As his family had moved away from the Columbus area during his time in school, Fr. Moloney felt he had a calling but not a place to take it. A conversation with one of the United States’ most distinguished prelates helped change that.
“I had spent so much time over the 20 years at or around universities that I had a lot of opinions about college campus ministry and how it could be done better,” Fr. Moloney noted. “Boston has 65 colleges and universities, so I figured there would be opportunities there to do that. I reached out to (Seán) Cardinal O’Malley to ask if he would take me on and he readily said ‘yes’.”
Fr. Moloney was ordained to the priesthood in 2010 and after a stint in parish ministry was named the chaplain for the University of Massachusetts-Boston campus and the Massachusetts Institute of Technology (MIT), where he could live out the vocation he envisioned.

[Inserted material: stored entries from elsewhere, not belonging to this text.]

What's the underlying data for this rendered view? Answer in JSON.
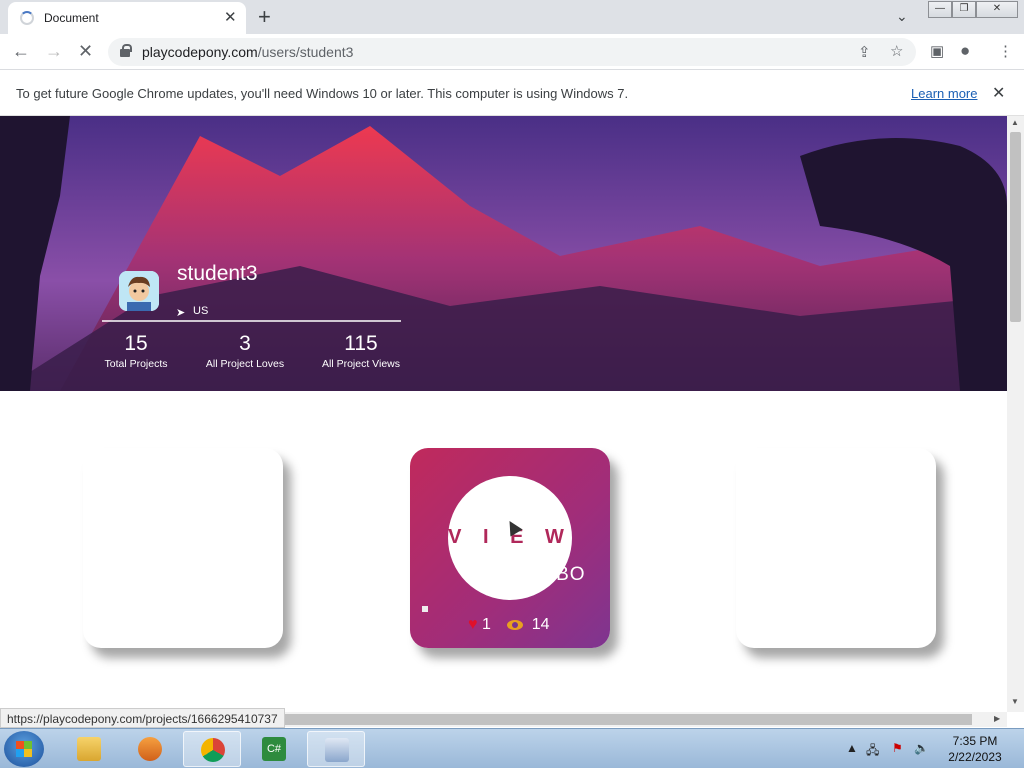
{
  "browser": {
    "tab_title": "Document",
    "url_host": "playcodepony.com",
    "url_path": "/users/student3",
    "window_controls": [
      "minimize",
      "restore",
      "close"
    ]
  },
  "infobar": {
    "message": "To get future Google Chrome updates, you'll need Windows 10 or later. This computer is using Windows 7.",
    "link": "Learn more"
  },
  "profile": {
    "username": "student3",
    "location": "US",
    "stats": [
      {
        "value": "15",
        "label": "Total Projects"
      },
      {
        "value": "3",
        "label": "All Project Loves"
      },
      {
        "value": "115",
        "label": "All Project Views"
      }
    ]
  },
  "project_card": {
    "view_label": "V I E W",
    "title": "... with AIBO",
    "loves": "1",
    "views": "14"
  },
  "status_bar": {
    "hover_url": "https://playcodepony.com/projects/1666295410737"
  },
  "taskbar": {
    "time": "7:35 PM",
    "date": "2/22/2023",
    "apps": [
      "file-explorer",
      "media-player",
      "chrome",
      "csharp-editor",
      "keyboard-app"
    ]
  }
}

“I felt the Church was broadly overlooking colleges,” Fr. Moloney observed. “Our parishes have great youth ministers, but there was no programming for these students in their 20s. For me, personally, college was where I grew a lot in my faith. In addition, these areas also have large graduate student, faculty and staff populations. We should be plowing more resources
into these populations as they continue to develop their faith.”
MTSM is not Fr. Moloney’s first in seminary formation. After his time in Massachusetts, he was on the priest faculty at St. John Vianney Theological Seminary in Denver before serving as a chaplain at the St. Thomas More Newman Center at The Ohio State University last year.
“One of my own realizations that I have come to is that parish priests are public intellectuals,” Fr. Moloney said. “He stands in front of hundreds of people every week and talks about what he is thinking about. I want to be able to help the men handle the ideas; they can learn how to think well, how to read well and study on their own so they can be competent in answering the difficult questions that modern life presents Catholics.”
Nearing the end of his first semester at MTSM, Fr. Moloney has been teaching a course on prayer to the first-year seminarians in the Propaedeutic stage, and is looking forward to getting into
more teaching work in addition to his formation meetings.
“The seminary was already doing good work,” Fr. Moloney concluded. “The men in formation here are mature, interesting and strive to be good in all things. I get to be able to do a lot teaching, writing and learning from colleagues here, while still being involved in the pastoral life of the seminary and the men in formation.”